Em um vídeo divulgado durante a manifestação, a atriz declarou que o grupo “foi sendo enrolado” e que eles estavam “pedindo o mínimo” ao realizar o protesto. Nos cartazes exibidos pelos manifestantes, a frase “paguem os artistas da Free Zone” era visível. Free Zone é o espaço cultural montado na COP30.
Ainda segundo o grupo, os contratantes teriam depositado R$ 1.500 em uma tentativa de conter a mobilização dos atores, o que foi insuficiente para evitar o ato. “A gente está aqui sendo feito de palhaço”, completou a artista.

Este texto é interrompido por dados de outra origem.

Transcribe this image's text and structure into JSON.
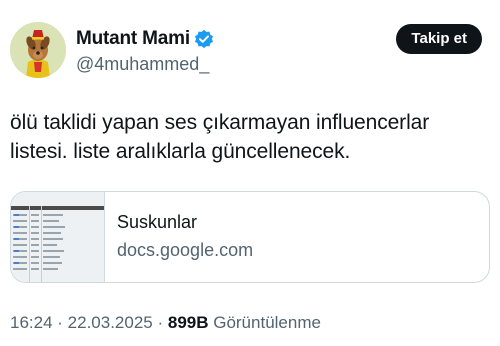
{
  "author": {
    "display_name": "Mutant Mami",
    "handle": "@4muhammed_"
  },
  "follow_label": "Takip et",
  "tweet": {
    "line1": "ölü taklidi yapan ses çıkarmayan influencerlar",
    "line2": "listesi. liste aralıklarla güncellenecek."
  },
  "card": {
    "title": "Suskunlar",
    "domain": "docs.google.com"
  },
  "meta": {
    "time": "16:24",
    "sep1": " · ",
    "date": "22.03.2025",
    "sep2": " · ",
    "views_count": "899B",
    "views_label": " Görüntülenme"
  },
  "colors": {
    "text_primary": "#0f1419",
    "text_secondary": "#536471",
    "verified_blue": "#1d9bf0",
    "border": "#cfd9de"
  },
  "icons": {
    "verified": "verified-badge-icon"
  }
}
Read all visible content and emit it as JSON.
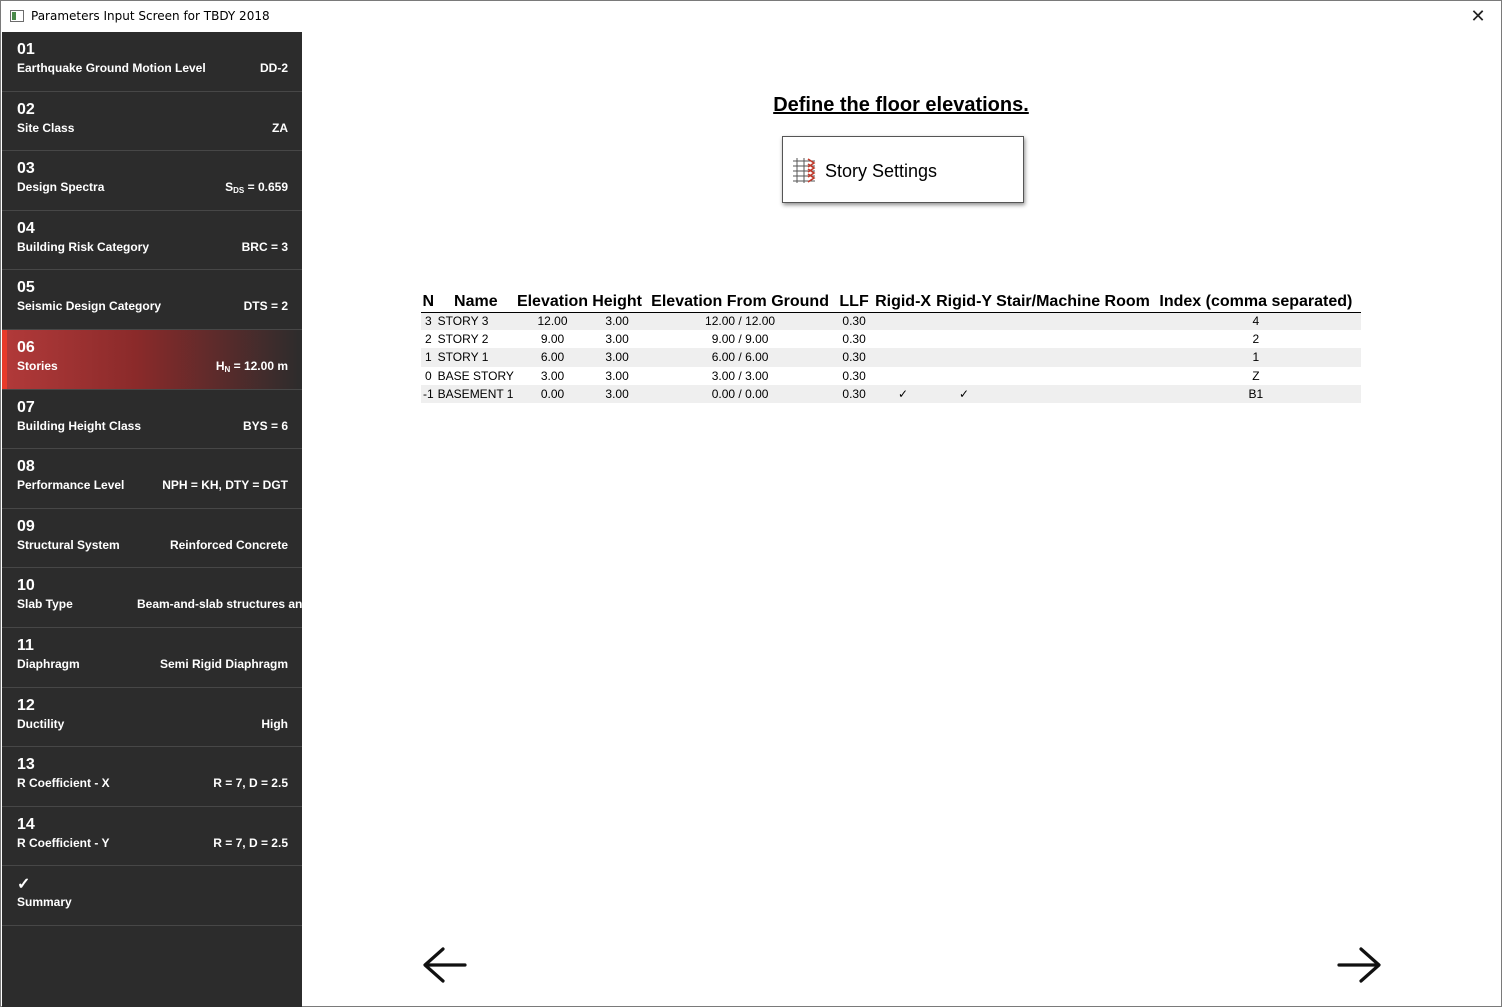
{
  "window": {
    "title": "Parameters Input Screen for TBDY 2018",
    "close_glyph": "✕"
  },
  "sidebar": {
    "items": [
      {
        "num": "01",
        "label": "Earthquake Ground Motion Level",
        "value": "DD-2"
      },
      {
        "num": "02",
        "label": "Site Class",
        "value": "ZA"
      },
      {
        "num": "03",
        "label": "Design Spectra",
        "value_prefix": "S",
        "value_sub": "DS",
        "value": " = 0.659"
      },
      {
        "num": "04",
        "label": "Building Risk Category",
        "value": "BRC = 3"
      },
      {
        "num": "05",
        "label": "Seismic Design Category",
        "value": "DTS = 2"
      },
      {
        "num": "06",
        "label": "Stories",
        "value_prefix": "H",
        "value_sub": "N",
        "value": " = 12.00 m",
        "active": true
      },
      {
        "num": "07",
        "label": "Building Height Class",
        "value": "BYS = 6"
      },
      {
        "num": "08",
        "label": "Performance Level",
        "value": "NPH = KH, DTY = DGT"
      },
      {
        "num": "09",
        "label": "Structural System",
        "value": "Reinforced Concrete"
      },
      {
        "num": "10",
        "label": "Slab Type",
        "value": "Beam-and-slab structures and"
      },
      {
        "num": "11",
        "label": "Diaphragm",
        "value": "Semi Rigid Diaphragm"
      },
      {
        "num": "12",
        "label": "Ductility",
        "value": "High"
      },
      {
        "num": "13",
        "label": "R Coefficient - X",
        "value": "R = 7, D = 2.5"
      },
      {
        "num": "14",
        "label": "R Coefficient - Y",
        "value": "R = 7, D = 2.5"
      }
    ],
    "summary": {
      "check": "✓",
      "label": "Summary"
    }
  },
  "main": {
    "heading": "Define the floor elevations.",
    "story_button_label": "Story Settings",
    "table": {
      "columns": [
        "N",
        "Name",
        "Elevation",
        "Height",
        "Elevation From Ground",
        "LLF",
        "Rigid-X",
        "Rigid-Y",
        "Stair/Machine Room",
        "Index (comma separated)"
      ],
      "rows": [
        [
          "3",
          "STORY 3",
          "12.00",
          "3.00",
          "12.00 / 12.00",
          "0.30",
          "",
          "",
          "",
          "4"
        ],
        [
          "2",
          "STORY 2",
          "9.00",
          "3.00",
          "9.00 / 9.00",
          "0.30",
          "",
          "",
          "",
          "2"
        ],
        [
          "1",
          "STORY 1",
          "6.00",
          "3.00",
          "6.00 / 6.00",
          "0.30",
          "",
          "",
          "",
          "1"
        ],
        [
          "0",
          "BASE STORY",
          "3.00",
          "3.00",
          "3.00 / 3.00",
          "0.30",
          "",
          "",
          "",
          "Z"
        ],
        [
          "-1",
          "BASEMENT 1",
          "0.00",
          "3.00",
          "0.00 / 0.00",
          "0.30",
          "✓",
          "✓",
          "",
          "B1"
        ]
      ]
    }
  },
  "colors": {
    "sidebar_bg": "#2c2c2c",
    "active_accent": "#e83a2a",
    "active_gradient": "#b23a3a"
  }
}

Apresentação virou piada nas redes
A performance, que foi o marco da abertura da COP 30, ocorreu no pavilhão dedicado à sociedade civil e durou poucos minutos. Os artistas se apresentaram rastejando vestidos como animais e as imagens se espalharam rapidamente pelas redes sociais. O episódio do protesto ocorreu poucas horas após o discurso oficial do presidente Luiz Inácio Lula da Silva (PT), que havia inaugurado a conferência destacando a importância de combater os recentes impactos das tragédias climáticas.